Quatre années après sa séquelle de Massacre à la tronçonneuse, dernier des trois films contractuels et controversés (avec Lifeforce et le remake de L'Invasion vient de Mars) que Tobe Hooper signa pour la Cannon des cousins Golan et Globus, le réalisateur de Massacres dans le train fantôme revenait aux affaires avec un nouveau projet de long-métrage Spontaneous Combustion. Mieux, après une décennie de collaborations plus ou moins fructueuses avec des studios, Hooper retournait aux productions indépendantes, pour le meilleur et pour le pire, non sans avoir décliné auparavant la mise en scène du troisième volet des aventures de Leatherface.
Rares ont été les réalisateurs de la génération de Tobe Hooper à connaitre autant de malentendus et de rendez-vous manqués avec la critique et le public. Le téléfilm Les vampires de Salem, sans aucun doute l'une des meilleures adaptions d'une œuvre de Stephen King, fut ignoré, avant une récente réhabilitation, pour la seule raison qu'il s'agissait d'une production télévisuelle 70's. Idem pour Massacres dans le train fantôme. Sans oublier la volée de bois vert reçue par les trois produits estampillés Cannon, l'impardonnable étant pour certains d'avoir osé faire une suite à son chef d'œuvre de 1974. Pire, depuis Le crocodile de la mort (1977), qui l'avait vu quitter la production avant la fin du tournage pour « divergences artistiques », Hooper collectionna les problèmes et autres interférences avec ses divers producteurs (il fut renvoyé des tournages de The Dark en 1979 et de Venin en 1981), la plus cuisante expérience étant paradoxalement celle relative à son plus grand succès public et critique, Poltergeist. De la présence envahissante de son supra-producteur Steven Spielberg, le travail de Hooper fut de facto minoré par la profession. Non content d'être dépossédé de son film, le réalisateur passa dès lors aux yeux de ses pairs pour un prête-nom, une mise au ban expliquant sans aucun doute le délai de trois ans et les difficultés de Hooper à pouvoir mettre en scène un nouveau long-métrage.

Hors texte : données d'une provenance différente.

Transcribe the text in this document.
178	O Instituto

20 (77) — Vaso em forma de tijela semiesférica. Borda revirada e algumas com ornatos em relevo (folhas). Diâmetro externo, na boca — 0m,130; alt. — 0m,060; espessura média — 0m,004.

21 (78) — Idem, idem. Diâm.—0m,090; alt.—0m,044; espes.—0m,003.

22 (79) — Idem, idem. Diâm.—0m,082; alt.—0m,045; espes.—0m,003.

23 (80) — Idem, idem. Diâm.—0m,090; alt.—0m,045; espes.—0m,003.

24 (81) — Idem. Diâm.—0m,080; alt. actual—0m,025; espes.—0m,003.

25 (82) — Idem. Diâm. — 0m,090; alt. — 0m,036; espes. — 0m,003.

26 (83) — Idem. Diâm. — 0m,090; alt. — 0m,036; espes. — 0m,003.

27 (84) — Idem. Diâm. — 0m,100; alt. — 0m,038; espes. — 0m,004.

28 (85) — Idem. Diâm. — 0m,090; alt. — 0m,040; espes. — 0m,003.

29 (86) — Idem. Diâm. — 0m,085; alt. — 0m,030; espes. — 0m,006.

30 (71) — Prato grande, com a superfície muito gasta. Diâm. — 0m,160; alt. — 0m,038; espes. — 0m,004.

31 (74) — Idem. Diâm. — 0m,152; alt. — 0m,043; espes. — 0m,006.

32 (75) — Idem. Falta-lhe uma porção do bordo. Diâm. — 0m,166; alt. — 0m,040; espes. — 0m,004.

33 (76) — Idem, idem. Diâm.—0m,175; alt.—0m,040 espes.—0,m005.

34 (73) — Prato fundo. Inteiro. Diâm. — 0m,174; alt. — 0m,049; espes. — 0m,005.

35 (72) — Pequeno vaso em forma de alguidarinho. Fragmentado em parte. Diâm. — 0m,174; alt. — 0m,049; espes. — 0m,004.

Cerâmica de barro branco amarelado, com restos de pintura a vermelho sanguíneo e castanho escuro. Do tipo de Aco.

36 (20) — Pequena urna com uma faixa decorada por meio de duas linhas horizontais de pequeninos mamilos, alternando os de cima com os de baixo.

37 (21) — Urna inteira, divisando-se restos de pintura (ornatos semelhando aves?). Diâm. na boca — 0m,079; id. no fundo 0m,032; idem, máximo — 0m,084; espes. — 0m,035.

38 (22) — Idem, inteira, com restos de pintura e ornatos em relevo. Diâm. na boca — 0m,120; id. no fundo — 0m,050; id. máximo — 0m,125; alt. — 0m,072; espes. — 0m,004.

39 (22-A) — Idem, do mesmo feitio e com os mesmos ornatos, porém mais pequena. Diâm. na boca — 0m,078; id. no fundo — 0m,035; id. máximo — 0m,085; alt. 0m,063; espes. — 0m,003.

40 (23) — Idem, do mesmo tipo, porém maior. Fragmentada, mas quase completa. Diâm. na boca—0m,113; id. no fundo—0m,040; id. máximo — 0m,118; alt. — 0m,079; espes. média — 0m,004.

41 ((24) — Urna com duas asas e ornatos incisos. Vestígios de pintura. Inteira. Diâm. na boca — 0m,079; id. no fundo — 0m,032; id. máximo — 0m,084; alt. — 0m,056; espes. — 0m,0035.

D'un Massacre à la tronçonneuse pouvant être considéré, à la lecture des précédents faits évoqués, autant comme une bénédiction qu'une malédiction pour son auteur, ne tournons pas autour du pot, Spontaneous Combustion ne déroge pas aux mésaventures Hooperiennes susmentionnées (et ceci en dépit de la nature indépendante de cette production). Mais n'allons pas trop vite.
D'un début rappelant celui de Charlie (Firestarter), d'après Stephen King, le scénario écrit par Tobe Hooper et Howard Goldberg s'en éloigne rapidement pour bifurquer vers d'autres horizons, en gardant toutefois en toile de fond un climat paranoïaque et la même défiance envers les autorités. Las. Pression exercée par la production, absence de final cut, montage décousu, les raisons ne manquent pas pour expliquer l'aspect foutraque et multi-directionnel de l'histoire : film d'horreur, thriller, romance et drame, Spontaneous Combustion est tout à la fois sans qu'aucun de ces divers éléments ne convainquent totalement.
Drame fantastique, teinté de tragédie familiale, le long-métrage prend le parti pris audacieux de développer un prologue qui tendrait à sinon expliquer l'origine, du moins justifier, les pouvoirs pyrokinésistes de David. Là où cet avant-propos aurait pu ouvrir la voie à un film de super-héros alternatif (Sam Raimi réalisa la même année Darkman), Spontaneous Combustion s'écarte également de cette possibilité. Tour à tour surprenant, voire déstabilisant, par son choix ou plutôt son refus de rester strictement dans le genre fantastique, le film, on l'aura compris, souffre de maux incurables en dépit de la courte participation désopilante de John Landis en victime, et des efforts de Brad Dourif, parfaite incarnation d'un héros torturé, dont l'existence entière fut régie par le mensonge et par la manipulation (de ses origines à ses relations amoureuses, passée et présente). Mais, monté en dépit du bon sens, le long-métrage laisse en suspens trop d'interrogations et de blancs pour ne pas laisser le spectateur dans un état de doute quasiment permanent, et ceci jusqu'à sa fin abrupte. Une situation d'autant plus frustrante que Spontaneous Combustion n'a rien d'un mauvais film. Au contraire. Tout laisse à penser que celui-ci pouvait s'inscrire dans la liste des meilleures créations surréalistes de son auteur. Las. Il aurait fallu que Spontaneous Combustion soit mieux produit (la qualité des effets spéciaux est, qui plus est, très variable, à l'instar de la photographie), et dirigé par un réalisateur non soumis aux exigences boiteuses de ses commanditaires.